The days when being on a progressive career path meant staying at the same company for life are long gone. Moreover, employers no longer directly link long service with loyalty.
Vodafone’s Loyalty at Work report, part of its ‘Working Nation’ research into the UK working culture, found that only 3% of employers said the number of employers an individual has worked for provided the best measure of loyalty.
Instead, they place more emphasis on ensuring that employees are engaged and committed during the time they spend with them, believing this is more likely to deliver results.
The current working climate and the switch from a manufacturing to a knowledge economy enables employees to switch jobs, disciplines and companies to broaden their experience.
“Employees are increasingly taking their pick of the jobs market as employerscontinue to battle in the ‘war for talent’,” says Karen Halford, head of resourcing and development at Vodafone UK.
“This means there is scope for employees to switch jobs with relative ease and take charge of their own progression and development at their own pace.”
That said, to be a credible job hopper or serial careerist, you must still adhere to some guiding principles if you are to be perceived as a potentially valuable employee.
Where do I start?
Think about why you want to job hop – it’s important to have the correct motivation. Is it to improve career prospects, earn more money, acquire specialist skills and knowledge, work in a nicer location or to find a better fit for your values?
These are all valid reasons, but hopping aimlessly because you’re bored or fed up will not do you or your CV any favours.
Remember, future employers will want to know why you’ve moved jobs on a regular basis and you’ll be in a stronger position if you can substantiate why. The war for talent may mean it is an employee’s market, but organisations still need to know you are worthy of investment and not going to leave at the drop of a hat.
What do I put in my CV?
One approach is to create a skills-based CV that focuses on the experience and skills you’ve gained rather than simply listing the organisations you’ve worked at chronologically. Another idea is to lead with the most relevant job for the role you are applying for.

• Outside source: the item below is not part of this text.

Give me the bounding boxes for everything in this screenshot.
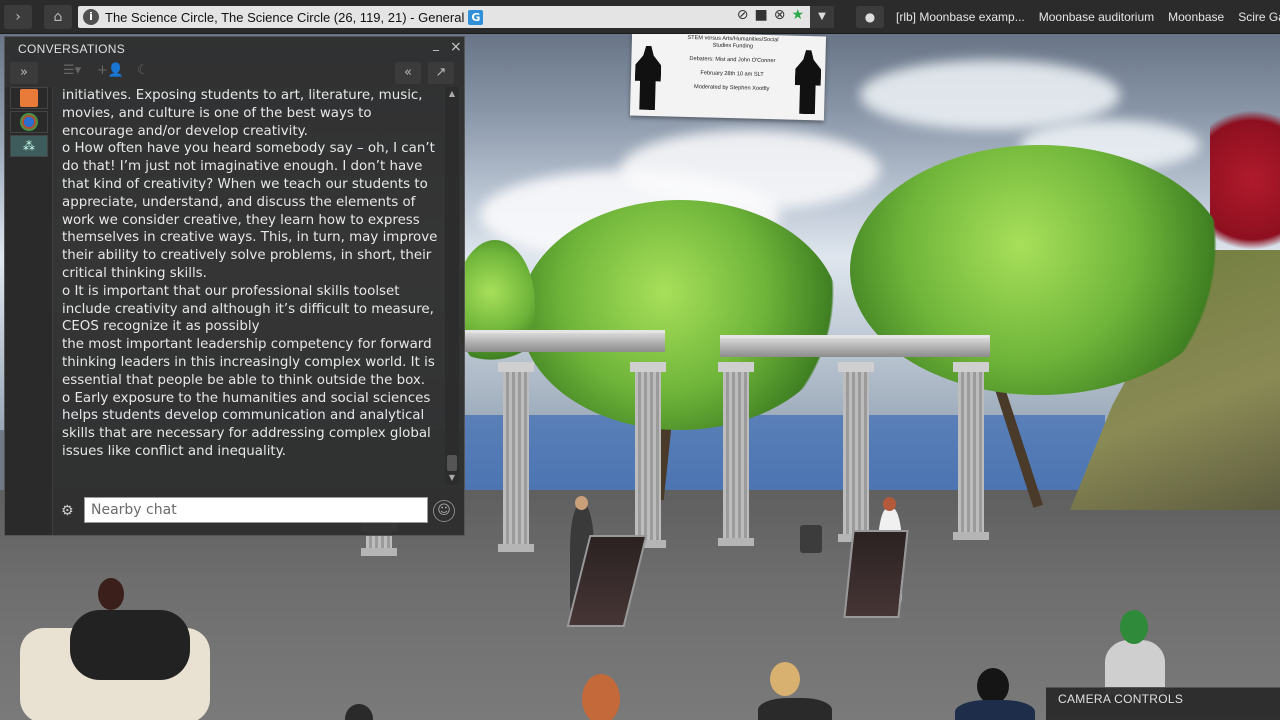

Remember it is also important to adhere to the traditional principles of a CV as employers will want to see your employment history. Don’t be tempted to miss out jobs or years. It is perfectly acceptable to add a line about why you left each position at the bottom, and this could form a useful talking point at the interview.

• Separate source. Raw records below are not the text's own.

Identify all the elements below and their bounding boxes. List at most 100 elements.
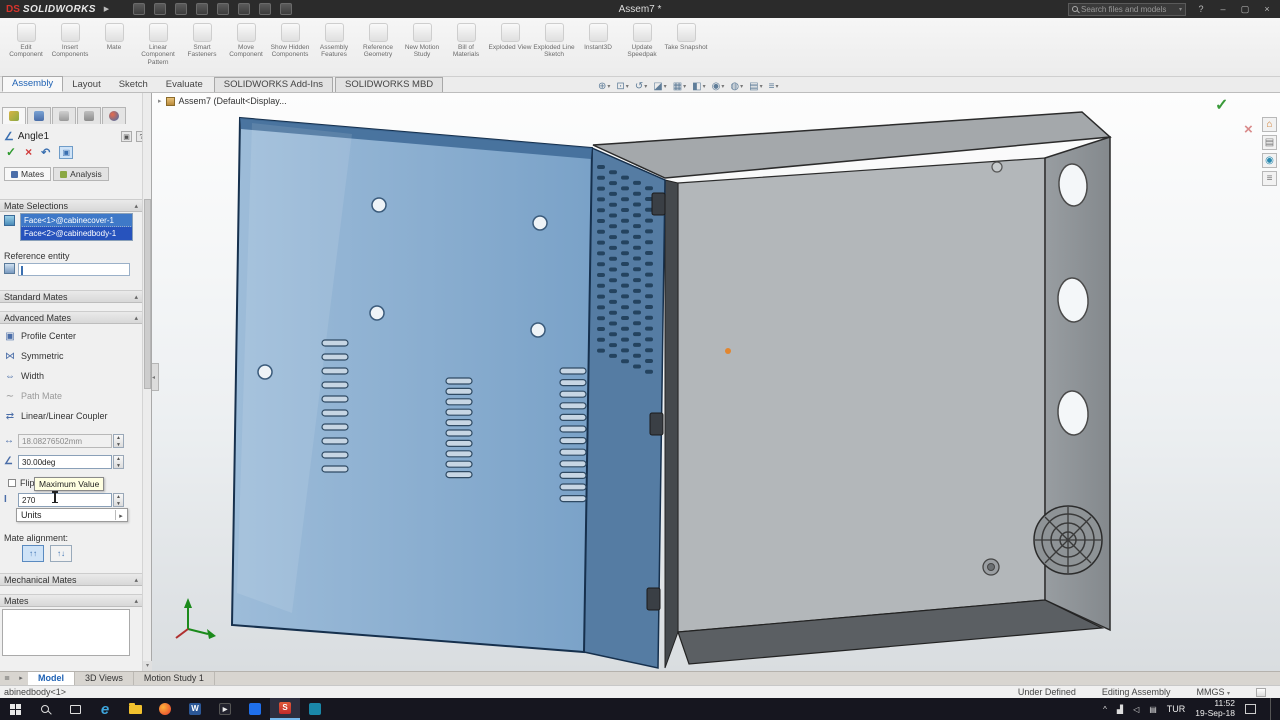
- show-desktop-button[interactable]: [1270, 698, 1274, 720]
- aligned-button[interactable]: ↑↑: [22, 545, 44, 562]
- propertymanager-tab[interactable]: [27, 107, 51, 124]
- redo-icon[interactable]: [238, 3, 250, 15]
- hud-icon[interactable]: ◉▾: [712, 81, 725, 92]
- open-icon[interactable]: [154, 3, 166, 15]
- section-advanced-mates[interactable]: Advanced Mates▴: [0, 311, 142, 324]
- hud-icon[interactable]: ≡▾: [769, 81, 779, 92]
- dimxpertmanager-tab[interactable]: [77, 107, 101, 124]
- save-icon[interactable]: [175, 3, 187, 15]
- selection-item[interactable]: Face<1>@cabinecover-1: [21, 214, 132, 227]
- minimize-button[interactable]: –: [1216, 4, 1230, 14]
- mate-type-item[interactable]: ⋈ Symmetric: [4, 346, 138, 366]
- search-input[interactable]: Search files and models ▾: [1068, 3, 1186, 16]
- file-explorer-button[interactable]: [120, 698, 150, 720]
- mate-type-item[interactable]: ∼ Path Mate: [4, 386, 138, 406]
- tab-mates[interactable]: Mates: [4, 167, 51, 181]
- ribbon-button[interactable]: Edit Component: [4, 21, 48, 59]
- hidden-icons-caret[interactable]: ^: [1103, 705, 1107, 714]
- graphics-viewport[interactable]: ▸ Assem7 (Default<Display...: [152, 93, 1280, 671]
- angle-input[interactable]: 30.00deg: [18, 455, 112, 469]
- command-tab[interactable]: SOLIDWORKS Add-Ins: [214, 77, 333, 92]
- mate-selections-list[interactable]: Face<1>@cabinecover-1 Face<2>@cabinedbod…: [20, 213, 133, 241]
- hud-icon[interactable]: ▦▾: [673, 81, 686, 92]
- confirm-ok-icon[interactable]: ✓: [1215, 95, 1228, 115]
- flip-checkbox[interactable]: [8, 479, 16, 487]
- volume-icon[interactable]: ◁: [1133, 705, 1139, 714]
- app-blue-button[interactable]: [240, 698, 270, 720]
- mate-type-item[interactable]: ⇄ Linear/Linear Coupler: [4, 406, 138, 426]
- hud-icon[interactable]: ◍▾: [730, 81, 743, 92]
- ribbon-button[interactable]: Update Speedpak: [620, 21, 664, 59]
- browser-button[interactable]: [150, 698, 180, 720]
- distance-input[interactable]: 18.08276502mm: [18, 434, 112, 448]
- viewport-close-icon[interactable]: ×: [1244, 121, 1253, 138]
- network-icon[interactable]: ▟: [1117, 705, 1123, 714]
- taskbar-search-button[interactable]: [30, 698, 60, 720]
- section-mate-selections[interactable]: Mate Selections▴: [0, 199, 142, 212]
- section-standard-mates[interactable]: Standard Mates▴: [0, 290, 142, 303]
- cabinet-body[interactable]: [593, 112, 1110, 668]
- tab-list-icon[interactable]: ≣: [0, 672, 14, 685]
- ribbon-button[interactable]: Take Snapshot: [664, 21, 708, 51]
- selection-item[interactable]: Face<2>@cabinedbody-1: [21, 227, 132, 240]
- hud-icon[interactable]: ⊡▾: [616, 81, 628, 92]
- ribbon-button[interactable]: Bill of Materials: [444, 21, 488, 59]
- rebuild-icon[interactable]: [259, 3, 271, 15]
- close-button[interactable]: ×: [1260, 4, 1274, 14]
- breadcrumb-expand-icon[interactable]: ▸: [158, 97, 162, 105]
- cabinet-cover[interactable]: [232, 118, 665, 668]
- app-teal-button[interactable]: [300, 698, 330, 720]
- limit-spinner[interactable]: ▲▼: [113, 493, 124, 507]
- task-view-button[interactable]: [60, 698, 90, 720]
- angle-spinner[interactable]: ▲▼: [113, 455, 124, 469]
- displaymanager-tab[interactable]: [102, 107, 126, 124]
- word-button[interactable]: W: [180, 698, 210, 720]
- anti-aligned-button[interactable]: ↑↓: [50, 545, 72, 562]
- dropdown-arrow-icon[interactable]: ▸: [115, 510, 126, 520]
- new-document-icon[interactable]: [133, 3, 145, 15]
- units-status[interactable]: MMGS ▾: [1196, 687, 1230, 697]
- ribbon-button[interactable]: Exploded Line Sketch: [532, 21, 576, 59]
- panel-collapse-handle[interactable]: ◂: [152, 363, 159, 391]
- ribbon-button[interactable]: Show Hidden Components: [268, 21, 312, 59]
- 3d-model-scene[interactable]: [152, 93, 1280, 671]
- search-dropdown-icon[interactable]: ▾: [1179, 6, 1182, 13]
- pushpin-icon[interactable]: ▣: [121, 131, 132, 142]
- ribbon-button[interactable]: Assembly Features: [312, 21, 356, 59]
- hud-icon[interactable]: ↺▾: [635, 81, 647, 92]
- options-icon[interactable]: [280, 3, 292, 15]
- help-icon[interactable]: ?: [1194, 4, 1208, 14]
- appearances-icon[interactable]: ◉: [1262, 153, 1277, 168]
- mate-type-item[interactable]: ▣ Profile Center: [4, 326, 138, 346]
- command-tab[interactable]: Evaluate: [157, 78, 212, 92]
- document-tab[interactable]: Motion Study 1: [134, 672, 215, 685]
- scrollbar-thumb[interactable]: [144, 199, 151, 389]
- hud-icon[interactable]: ◪▾: [653, 81, 666, 92]
- mate-type-item[interactable]: ⇔ Width: [4, 366, 138, 386]
- edge-browser-button[interactable]: e: [90, 698, 120, 720]
- cancel-button[interactable]: ×: [25, 145, 32, 159]
- action-center-icon[interactable]: [1245, 704, 1256, 714]
- print-icon[interactable]: [196, 3, 208, 15]
- tray-app-icon[interactable]: ▤: [1149, 705, 1157, 714]
- language-indicator[interactable]: TUR: [1167, 704, 1186, 714]
- units-dropdown[interactable]: Units ▸: [16, 508, 128, 522]
- status-grid-icon[interactable]: [1256, 688, 1266, 697]
- command-tab[interactable]: Layout: [63, 78, 110, 92]
- section-mates[interactable]: Mates▴: [0, 594, 142, 607]
- ok-button[interactable]: ✓: [6, 145, 16, 159]
- ribbon-button[interactable]: Mate: [92, 21, 136, 51]
- custom-properties-icon[interactable]: ≡: [1262, 171, 1277, 186]
- undo-icon[interactable]: [217, 3, 229, 15]
- ribbon-button[interactable]: New Motion Study: [400, 21, 444, 59]
- clock[interactable]: 11:52 19-Sep-18: [1195, 699, 1235, 719]
- ribbon-button[interactable]: Exploded View: [488, 21, 532, 51]
- section-mechanical-mates[interactable]: Mechanical Mates▴: [0, 573, 142, 586]
- featuremanager-tree-tab[interactable]: [2, 107, 26, 124]
- ribbon-button[interactable]: Reference Geometry: [356, 21, 400, 59]
- ribbon-button[interactable]: Linear Component Pattern: [136, 21, 180, 66]
- breadcrumb[interactable]: ▸ Assem7 (Default<Display...: [158, 96, 287, 106]
- keep-visible-toggle[interactable]: ▣: [59, 146, 73, 159]
- limit-input[interactable]: 270: [18, 493, 112, 507]
- design-library-icon[interactable]: ▤: [1262, 135, 1277, 150]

“The main thing is that each position that you have held has developed a demonstrable set of skills that are relevant to the role for which you are now applying,” says Halford. “A series of short, unrelated stints at numerous employers, terminated for no particular reason, should be documented with care.”
What else can I do?
In an ideal situation, your CV will be enough to put you in the frame for the job you want, but securing the interview first – either through a referral or making contact yourself – can improve your chances. It provides an opportunity to talk through your various moves and discuss the motivation behind them before the future employer has an opportunity to pre-judge you.
Work hard at building a professional and personal network that will ensure you hear about opportunities and get your name in circulation. Attend conferences and events where you might meet future employers face-to-face. The big advantage of this is that, with insight, you can tailor your CV and highlight your most relevant skills and experience for the position.
If you only do 5 things
- Know what you want before you hop
- Verify the move will provide what you want
- Prepare a functional CV
- Establish experience and attainment targets regularly
- If a new role doesn’t match expectations – change
For more info
Somewhere Else You’d Rather Be by Barbara Quinn, Pearson Professional Education Momentum, £14.99, ISBN: 1843040077
How to reinvent yourself
How to use lateral moves to advance your career
Expert’s view job hop to the top
How can you be a job hopper without it looking bad on your CV?

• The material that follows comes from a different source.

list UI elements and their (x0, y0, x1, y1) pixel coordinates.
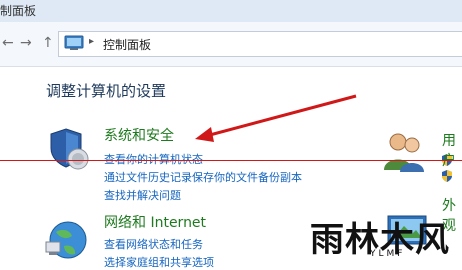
watermark-subtext: YLMF (370, 249, 406, 259)
watermark: 雨林木风 YLMF (306, 212, 462, 269)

Being a job hopper does not necessarily mean you have no direction, but make sure your CV indicates this. If you like the company you work for but not your role, ask your line manager about the possibility of filling an alternative one.
For example, at Vodafone UK, we have incorporated the 70% fit rule, which means that we do everything we can to fill job positions internally – as long as the employee possesses 70% of the experience and skills to do the job. With schemes like this, employers retain their brightest talent while employees are happier in their roles and so give more to the business. By switching roles within the same company you will find out more about your organisation, the industry in which it operates and expand your skills.
What should you avoid doing?
Hopping aimlessly. While maximising your industry experience, skills and contacts are all understandable reasons for job-hopping, unexplainable bouts of boredom are not so self-explanatory.
Are there certain sectors where job hopping is more prevalent?
Professional service firms and consultancies operate using a project-based model. The UK is regarded as a knowledge economy, which means experience is transferable, allowing job-hopping to be more viable. However, shorter employment stints are becoming more common across the board – in the Working Nation research, 65% of the employers we questioned recognise the changing nature of loyalty and say that the concept of a traditional career is redundant as far as young people are concerned.
What are your three top tips?
- Consider alternative opportunities with your current employer.
- Look before you leap. The grass isn’t always greener.
- Never burn your bridges. Maintain good relationships with past employers – you never know when you may encounter them again.